By Daniel J. Gallington
June 13, 2014 ·
Why the Middle East Is Going to Implode
Violent Change in the Region Is Inevitable And We Need To Be Ready For It.
Motivated by two excellent writings on the recent political dynamics in the Middle East, here are some longer-term political and economic assessments about the region – which always seems larger politically than its actual geographical boundaries.
Motivations for regional political behaviors: Historically, there have been three of these: religion, tribal power and greed, which makes the Middle East both traditional and anachronistic, especially when one considers the religious reformations that much of the world experienced hundreds of years ago. Ignoring this, the Middle East continues to be stuck in a religious time warp. Add the 1948 reinsertion of the new state of Israel into the region and the post-World War II political world assured itself of hundreds of more years of regional religious conflict.
Furthermore, the Middle East, when compared to the rest of the civilized world, with few exceptions, continues to be frozen in a colossal state of social and cultural ignorance, and there appears little internal motivation for change. Where else are girls shot for going to school?
Strong preference for corruption: Likewise, there seems no real interest in changing the sad reality of everyday life in the region, which is one of total corruption from the smallest neighborhoods to the highest officials. Rather than developing the political institutions necessary for the lessening and eventual elimination of endemic corruption – which in much of the area is more akin to organized crime – the various competing factions seem to prefer it to other forms of political life. And with this goes the understanding – and tacit acceptance – that minorities of any kind will be treated with merciless contempt and discrimination by whatever corrupt figure or group is in power.
The most genuine, expensive and recent attempt at constructing a democratic model was inserted as part of the U.S. occupation of Iraq – and was a failure – as no faction saw it as a viable alternative to a corruption based system. And, as the area gets poorer and poorer as a result of modern economic realities, corruption reaches the level of gang warfare in many local regions.
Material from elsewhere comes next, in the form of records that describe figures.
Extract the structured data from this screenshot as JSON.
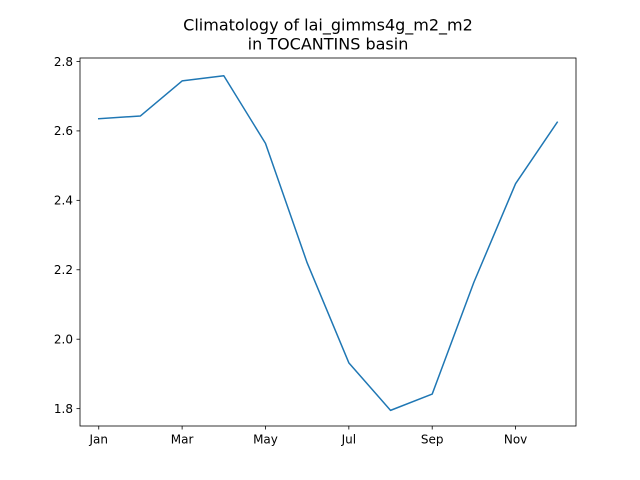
{
  "chart_data": {
    "type": "line",
    "title_line1": "Climatology of lai_gimms4g_m2_m2",
    "title_line2": "in TOCANTINS basin",
    "xlabel": "",
    "ylabel": "",
    "x": [
      1,
      2,
      3,
      4,
      5,
      6,
      7,
      8,
      9,
      10,
      11,
      12
    ],
    "x_tick_positions": [
      1,
      3,
      5,
      7,
      9,
      11
    ],
    "x_tick_labels": [
      "Jan",
      "Mar",
      "May",
      "Jul",
      "Sep",
      "Nov"
    ],
    "xlim": [
      0.55,
      12.45
    ],
    "ylim": [
      1.75,
      2.81
    ],
    "y_ticks": [
      1.8,
      2.0,
      2.2,
      2.4,
      2.6,
      2.8
    ],
    "y_tick_labels": [
      "1.8",
      "2.0",
      "2.2",
      "2.4",
      "2.6",
      "2.8"
    ],
    "series": [
      {
        "values": [
          2.635,
          2.643,
          2.744,
          2.759,
          2.564,
          2.22,
          1.932,
          1.795,
          1.842,
          2.164,
          2.448,
          2.625
        ],
        "color": "#1f77b4"
      }
    ],
    "grid": false,
    "legend": "none"
  }
}
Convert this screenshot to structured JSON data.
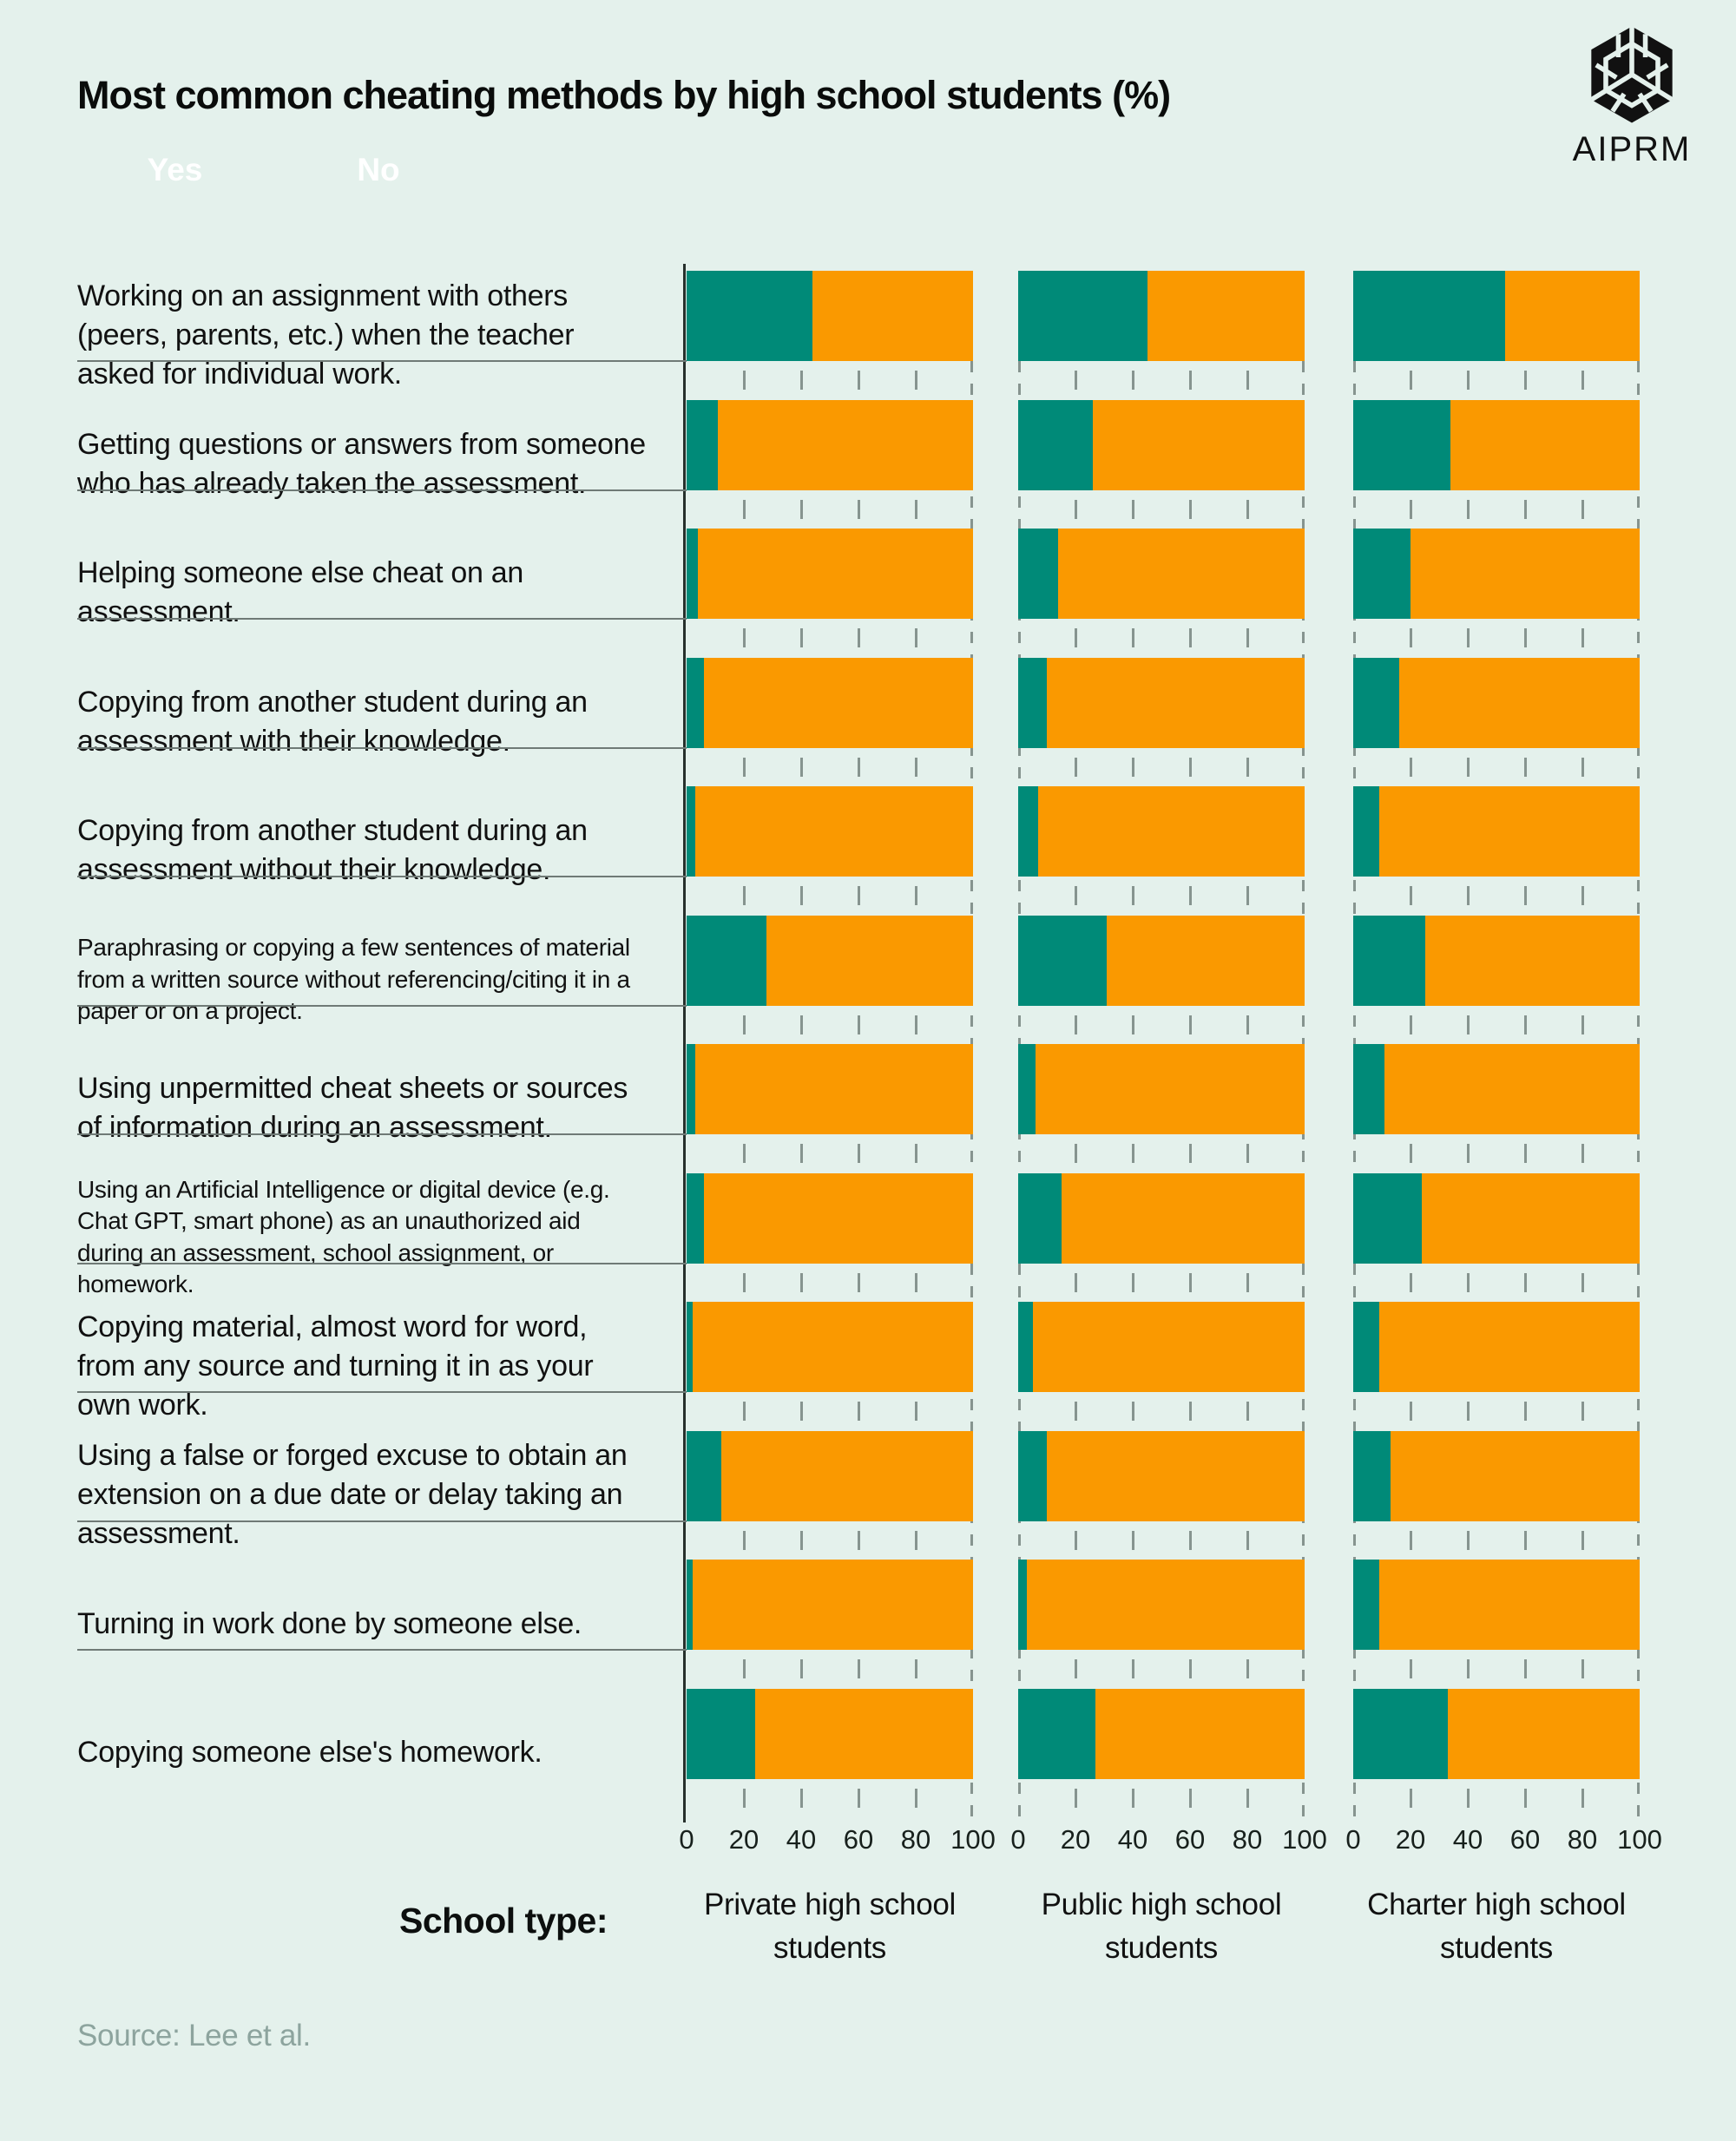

This is a clear longer-term trend and one with no visible incentive for change.
[See a collection of political cartoons on the Middle East.]
Oil and opium: It is probably true that, if it were not for oil and opium, the Middle East would be a vast wasteland, in that no one in the rest of the world would care about what happened there or who was in charge. Ironically perhaps, this also seems the longer-term general trend for the region. As oil ceases to become the central revenue for the assorted corrupt regimes in power, the super rich clans and families will gradually vacate the region and move to the relative safety of Europe, where most of them are already long established.
Opium is also a cash crop of the region, and will likely continue to be a replenishable source of hard currency and political power in the various “ungoverned” regions for the indefinite future. But oil – for a number of reasons – has a diminishing future as a source of world power: For example, OPEC has already lost the power to set world oil prices as increased world supplies are allowing more traditional economic models to operate.